Tarımsal ekipman devi John Deere’in bir yan kuruluşu olan Blue River Technology tarafından geliştirilen sürücüsüz traktörler örneğini ele alalım. Üç yıl önce grubun Amerika’daki mühendisleri tarım arazilerinin fotoğraflarını buluta yüklüyor ve Hindistan’ın Hubli kentindeki iMerit personeline nelerin etiketleneceğine dair dikkatli talimatlar veriyordu: traktörler, binalar, sulama ekipmanları. Artık geliştiriciler önceden etiketlenmiş verileri kullanıyor. Yine de bu etiketlemeyi kontrol etmek ve örneğin bir toz bulutunun görüntünün bir kısmını gizlediği veya bir ağacın ekinlerin üzerine gölge düşürerek modeli karıştırdığı “uç durumlarla” başa çıkmak için iMerit personeline ihtiyaçları var.
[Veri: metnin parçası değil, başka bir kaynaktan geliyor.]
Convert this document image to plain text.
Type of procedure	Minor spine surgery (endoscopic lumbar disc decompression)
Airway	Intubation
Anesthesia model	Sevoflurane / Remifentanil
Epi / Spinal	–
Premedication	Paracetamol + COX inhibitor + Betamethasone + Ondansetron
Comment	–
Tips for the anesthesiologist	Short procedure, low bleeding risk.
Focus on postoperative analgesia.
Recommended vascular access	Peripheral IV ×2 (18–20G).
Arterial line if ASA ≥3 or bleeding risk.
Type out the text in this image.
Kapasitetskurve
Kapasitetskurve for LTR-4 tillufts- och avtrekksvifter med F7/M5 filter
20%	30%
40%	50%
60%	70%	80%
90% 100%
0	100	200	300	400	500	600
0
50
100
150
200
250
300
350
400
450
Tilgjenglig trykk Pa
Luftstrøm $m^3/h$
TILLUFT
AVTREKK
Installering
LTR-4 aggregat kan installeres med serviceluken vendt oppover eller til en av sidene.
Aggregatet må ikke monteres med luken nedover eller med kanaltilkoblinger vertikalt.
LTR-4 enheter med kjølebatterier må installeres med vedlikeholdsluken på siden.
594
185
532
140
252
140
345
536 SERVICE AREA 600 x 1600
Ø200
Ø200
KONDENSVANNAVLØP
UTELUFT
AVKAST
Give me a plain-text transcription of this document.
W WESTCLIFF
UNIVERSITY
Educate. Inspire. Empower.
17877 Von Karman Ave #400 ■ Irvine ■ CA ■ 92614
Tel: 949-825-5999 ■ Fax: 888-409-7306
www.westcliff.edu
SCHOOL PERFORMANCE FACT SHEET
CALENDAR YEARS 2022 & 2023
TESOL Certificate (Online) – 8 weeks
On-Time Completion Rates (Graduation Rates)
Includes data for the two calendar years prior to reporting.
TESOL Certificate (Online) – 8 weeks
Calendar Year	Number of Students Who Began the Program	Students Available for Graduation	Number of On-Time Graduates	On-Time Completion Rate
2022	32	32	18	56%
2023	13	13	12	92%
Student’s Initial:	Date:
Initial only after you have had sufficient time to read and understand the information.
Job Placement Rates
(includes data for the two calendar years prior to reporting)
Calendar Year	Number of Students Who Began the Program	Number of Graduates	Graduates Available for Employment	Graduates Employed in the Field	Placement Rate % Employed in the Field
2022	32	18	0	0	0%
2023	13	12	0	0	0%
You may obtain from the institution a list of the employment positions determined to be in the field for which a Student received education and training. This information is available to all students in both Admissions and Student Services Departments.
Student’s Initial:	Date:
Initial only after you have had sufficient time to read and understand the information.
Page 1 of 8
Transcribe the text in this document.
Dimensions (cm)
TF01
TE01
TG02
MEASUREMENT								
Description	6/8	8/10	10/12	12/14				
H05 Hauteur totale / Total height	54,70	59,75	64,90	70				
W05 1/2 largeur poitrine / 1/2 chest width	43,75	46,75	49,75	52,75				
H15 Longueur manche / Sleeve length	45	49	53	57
Aylar süren bir süreç artık haftalar alıyor.
Bebek Adımlarından
Yapay zekâ modellerinin son dalgası, veri çalışmalarını daha dramatik bir şekilde değiştirdi. OpenAI’nin ChatGPT sohbet robotuyla halkın oynamasına ilk kez izin verdiği 2022’den bu yana, büyük dil modellerine yönelik bir ilgi patlaması yaşandı. Bir araştırma şirketi olan Pitchbook’un verileri, diğer girişimlere sağlanan fonlar düşülse bile, yapay zekâ girişimleri için küresel risk sermayesi fonlarının 2024 yılında %50’den fazla artarak 131,5 milyar dolara yükseldiğini gösteriyor. Bu paranın büyük bir kısmı yapay zekâ geliştirmeye yönelik yeni tekniklere aktarılıyor ve bu yeni teknikler önceden olduğu gibi verilere açıklama eklenmesine ihtiyaç duymuyor. Bir sosyal girişim olan Humans in the Loop’tan Iva Gumnishka, eski bilgisayarla görme ve doğal dil işleme müşterileri için düşük vasıflı açıklama yapan firmaların “geride kaldığını” söylüyor.
Açıklayıcılara hâlâ talep var, ancak yaptıkları iş değişti. İşletmeler yapay zekâyı kullanmaya başladıkça, daha küçük uzmanlaşmış modeller oluşturuyor ve yardımcı olacak yüksek eğitimli açıklayıcılar arıyorlar. Açıklama iş ilanlarının doktora veya kodlama ve bilim becerileri gerektirmesi oldukça yaygın hale geldi. Araştırmacılar artık yapay zekâyı daha çok dilli hale getirmeye çalıştığından, İngilizce dışındaki dilleri konuşan açıklayıcılara olan talep de artıyor. iMerit’te tıbbi yapay zekâ projeleri üzerinde çalışan bir diş hekimi olan Sushovan Das, açıklama işinin asla ortadan kalkmayacağını düşünüyor. “Bu dünya sürekli gelişiyor” diyor. “Bu yüzden yapay zekânın tekrar tekrar iyileştirilmesi gerekiyor.”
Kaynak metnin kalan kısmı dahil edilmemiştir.